A Science Lab In Your Pocket?

Since even the cheapest phone or computer now has plenty of horsepower, there’s been a move to create instruments that can do everything, using a reasonably simple front end and crunching data back on the host device. This is one of those tasks that seems easy, but doing it well turns out to be a lot of effort. One we recently noticed was Pocket Science Lab — a board that connects to your PC or Android phone and provides an oscilloscope, a logic analyzer, a wave generator, a power supply, a multimeter, and a few odd items such as an accelerometer, barometer, compass, and lux meter. The cost is about $65, so it isn’t a big investment. But what can it do? Read on, or you can watch the video below from Geekcamp Singapore.

The datasheet shows a reasonable device, although nothing amazing. The oscilloscope has 4 channels but only does 2 MSPS, so assuming the front end can handle it, you might visualize 1 MHz sine waves. There’s also a 12-bit voltmeter, three 12-bit power supplies with different ranges, a 4 MHz 4 channel logic analyzer, two sine or triangle wave generators, 4 PWM outputs, and the ability to measure capacitance. Finally, there’s a frequency counter that’s good to 16 MHz.
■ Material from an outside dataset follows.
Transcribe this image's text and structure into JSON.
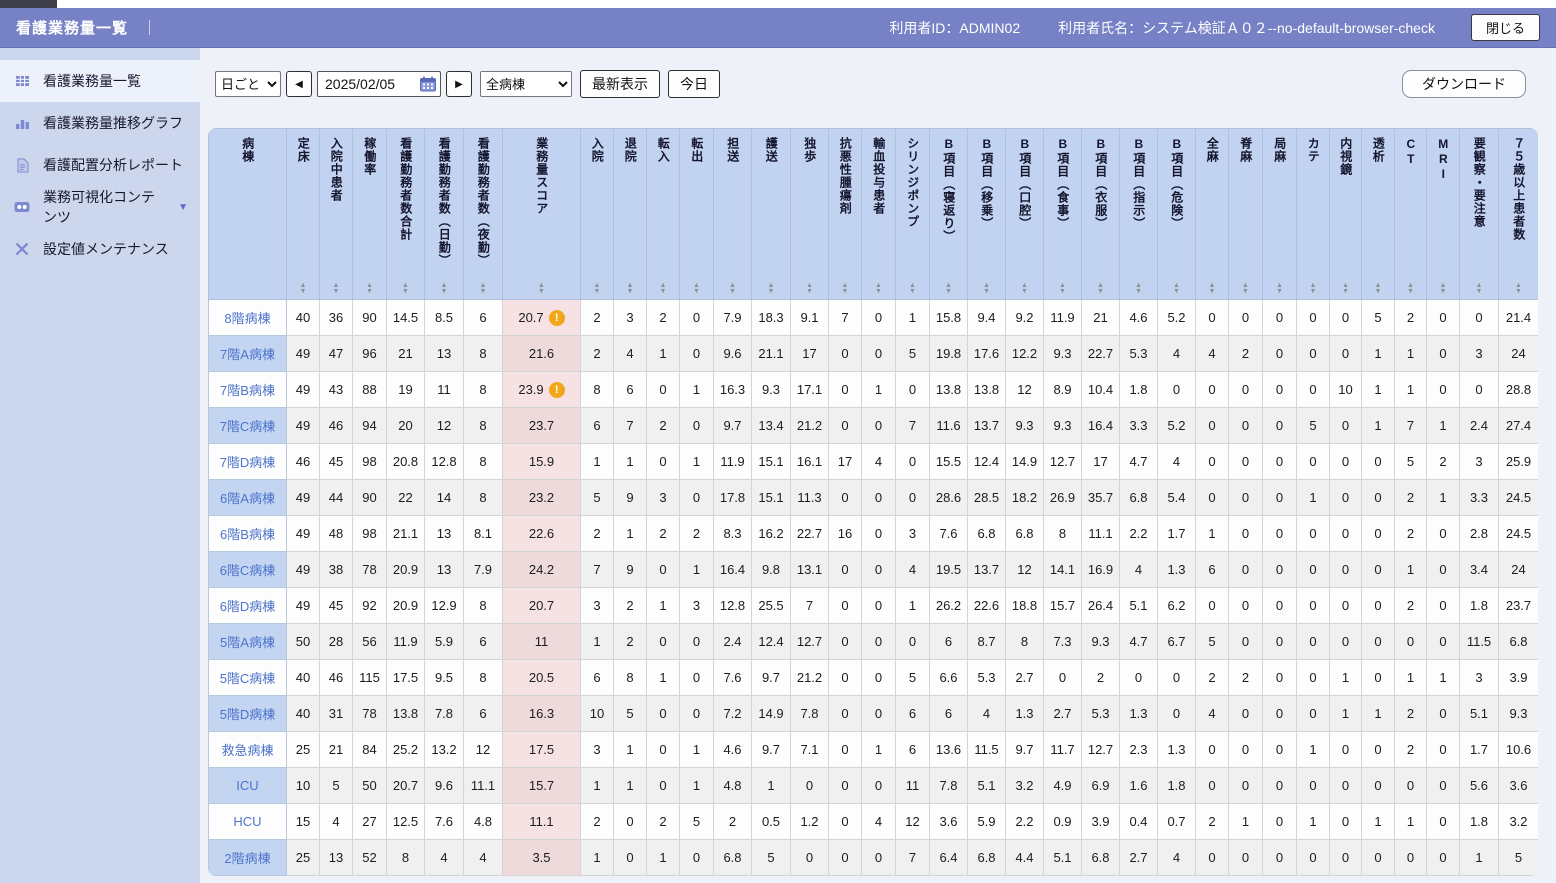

The 4 channels on the scope are welcome but the low sample rate isn’t. Also, it doesn’t say in the datasheet, but one of the biggest problems with devices like these is that you can’t use major functions together. For example, we bet you can’t use the scope and the logic analyzer at the same time.

For the price, it isn’t a bad deal. But it really isn’t a proper replacement for nearly any of the included virtual instruments. On the other hand, for under $70 it might be worth a shot. There’s a Linux app, so that’s a plus. We like that it is all open source so you could fix anything you don’t like.

You can see a run through of logging data from the light meter on the FOSSASIA channel. They also have a video on the waveform generator.

The Analog Discovery 2 is nicer looking, but not open source and much more expensive. It also has better specs. Of course, you don’t need a PC to have a universal instrument.


13 thoughts on “A Science Lab In Your Pocket?

  1. Voltage supplies max out at 5V, current supplies at 3mA. Wave generators limited to 5kHz. Measures capacitance, but not inductance.

    It’s a good idea, but a lot of the performance issues go back to being “USB Powered”. A better power supply would surely support better tools.

  2. 2MS/s and 1MHz Sinus is not that useful. If you want to see SPI or I²C data, then you’re limited to about 100kHz clock speeds.

    And it sounds like a (bad) copy of the Digilent Electronics Explorer (okay, five times the price):

    Then there’s this nice thing:

    Or if you want something really powerfull, then there’s my favorite toy on my desk:

    The Analog Discovery packs a punch! And at ~$280 you get a lot for your money.

  3. Disappointed to see the lack of mention of hackaday projects https://hackaday.io/project/5971-python-powered-scientific-instrumentation-tool and https://hackaday.io/project/6490-a-versatile-labtool from which this has been adapted.

    Schematics, firmware, and the linux app(already on Debian as ‘seelablet’ before this project) have not been acknowledged either, and given that FOSSASIA used a project which was past the manufacturing stages, and used finished versions of SEELab-jr as their starting point, an ‘alumni’ tag for the original developers is appalling.

    OSHW sometimes feels like a massive blunder in the absence of credit where due. 15 prototypes worth of development history prior to PSLab can be viewed at https://csparkresearch.in/expeyes-dev and the above linked projects.

    1. I had looked into the seelablet and saw the units were just being sold in India to schools. I didn’t want to buy a unit away from a kid so I looked on github for the schematics. The schematics for the 17 were not on github, but the jr schematics were listed instead under the 17 branch.
      Was this a result of FOSSasia branching off of your project?
      There is a story here I’d like to hear.

  4. Most here are totally right about the missed credits for the preceding projects. But dammit, trying to find a easy way for small-current dynamic impedance measurements in low-kHz range in a month (checking weather Bacterias likes Mozart over Slipknot) without any knowledge of the external parameters, this seems to me the go-to solution. So I’ve let the colleague order two of them.